A3) No clue – the processing time limit seems suspiciously small though. Maybe a dp on the number of solutions with an initial queue time of n? Let me look at a solution.
Rather than solving the problem as given, solve a different problem, number of ways for queue 1 to run out before queue 2 is done its initial list. Then switch queues and use the same logic again. Subtract both from number of possible distributions.
So, how to count the number of ways for it to run out. Each time we put something on to queue 1, it makes it harder to run out, each time we put something on queue 2 it is easier to run out. Some analysis is required to work out the DP. The definition of fail is if total queue 1 time + total time of first i-1 from queue 2 processed at queue 1 speed – total time of first i from queue 2 processed at queue 2 speed < 0 for any i. We want to know what the minimum of the left for any i is, for each possible distribution in order to know whether it has failed, if that minimum is less than 0, then it is a fail. As each new item is added to the pile this function changes. If we add one to queue 1, all possible left hand sides increase by the processing time, thus also increasing the minimum. If we add one to queue 2, the inequality doesn’t change except for the new i=new length of queue 2 case. In that case the inequality equals the previous scenario where all were processed minus the new addition as a possible new minimum. So we can minimize between that and the old minimum. The only problem is we need to know that previous scenario as well. So ‘previous scenario’ and ‘minimum’ are 2 parameters to the DP, the 3rd being number of items en-queued.

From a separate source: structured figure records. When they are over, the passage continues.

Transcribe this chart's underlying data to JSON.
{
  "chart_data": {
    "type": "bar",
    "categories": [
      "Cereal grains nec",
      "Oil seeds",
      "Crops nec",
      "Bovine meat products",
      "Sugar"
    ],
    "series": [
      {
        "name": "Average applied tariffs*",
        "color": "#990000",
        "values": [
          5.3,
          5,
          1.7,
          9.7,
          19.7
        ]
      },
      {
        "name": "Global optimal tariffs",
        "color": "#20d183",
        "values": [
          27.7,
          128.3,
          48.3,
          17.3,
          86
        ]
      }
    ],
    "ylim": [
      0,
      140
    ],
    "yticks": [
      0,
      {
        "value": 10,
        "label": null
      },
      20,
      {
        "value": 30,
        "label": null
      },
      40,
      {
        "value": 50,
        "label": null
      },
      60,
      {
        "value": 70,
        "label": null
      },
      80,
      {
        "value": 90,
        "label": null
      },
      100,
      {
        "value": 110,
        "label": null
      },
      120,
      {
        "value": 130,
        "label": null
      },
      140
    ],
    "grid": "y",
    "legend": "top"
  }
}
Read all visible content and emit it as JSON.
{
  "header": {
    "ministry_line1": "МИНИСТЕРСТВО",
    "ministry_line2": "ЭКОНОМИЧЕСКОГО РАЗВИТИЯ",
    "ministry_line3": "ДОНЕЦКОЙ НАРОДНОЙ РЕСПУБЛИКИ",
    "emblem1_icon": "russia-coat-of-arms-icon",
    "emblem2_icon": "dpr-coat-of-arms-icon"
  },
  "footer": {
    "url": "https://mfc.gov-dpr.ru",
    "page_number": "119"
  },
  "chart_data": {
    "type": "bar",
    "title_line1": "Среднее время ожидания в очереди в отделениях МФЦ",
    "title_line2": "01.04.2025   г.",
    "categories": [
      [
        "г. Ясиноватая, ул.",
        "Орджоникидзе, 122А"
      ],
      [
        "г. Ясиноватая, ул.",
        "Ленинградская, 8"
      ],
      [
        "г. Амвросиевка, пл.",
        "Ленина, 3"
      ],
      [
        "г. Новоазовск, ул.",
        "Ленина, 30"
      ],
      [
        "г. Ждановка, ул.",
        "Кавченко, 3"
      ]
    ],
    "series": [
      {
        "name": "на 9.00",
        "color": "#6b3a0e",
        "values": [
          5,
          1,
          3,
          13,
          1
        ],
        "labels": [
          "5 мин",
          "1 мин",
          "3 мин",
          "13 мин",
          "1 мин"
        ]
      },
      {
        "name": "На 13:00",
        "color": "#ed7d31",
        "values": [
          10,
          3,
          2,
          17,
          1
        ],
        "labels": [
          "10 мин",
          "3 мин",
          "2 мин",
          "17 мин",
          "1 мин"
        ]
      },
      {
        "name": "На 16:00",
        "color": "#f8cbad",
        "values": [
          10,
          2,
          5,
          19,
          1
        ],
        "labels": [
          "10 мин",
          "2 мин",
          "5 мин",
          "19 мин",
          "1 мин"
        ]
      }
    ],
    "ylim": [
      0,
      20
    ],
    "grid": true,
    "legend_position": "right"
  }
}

Now that we have this new parameter we need to know how it changes. If we add to the first pile, it goes up exactly the same as the minimum does, adding the queue 1 processing time. If its added to the second queue, that causes a subtraction of the queue 2 processing time, and an addition of the queue 1 processing time.
Potential range on previous scenario and minimum are pretty large so memory is an issue if the entire dp was kept in memory. Helpfully each case only depends on the previous number of items en-queued, and the final summation is only on the full list of items en-queued, so we can throw away memory as we go. (Avoid garbage collection issues and alternate arrays, don’t keep allocating.) Additionally with the inequality range being +/- ~900, that is close to 200million dp locations filled without any optimisation. Running with c++ this is probably reasonable, but with Java further trimming helped. For instance minimums only ever get smaller and we are only interested in the negative ones, so treat all positive minimums as 0, and we save half the state space. Furthermore the area of the DP increases by +/- 20 in both dimensions with each step, taking this into account can save another factor of ~3 rather than blindly checking every spot.
Again out of my range, but useful to sit down and understand how it works.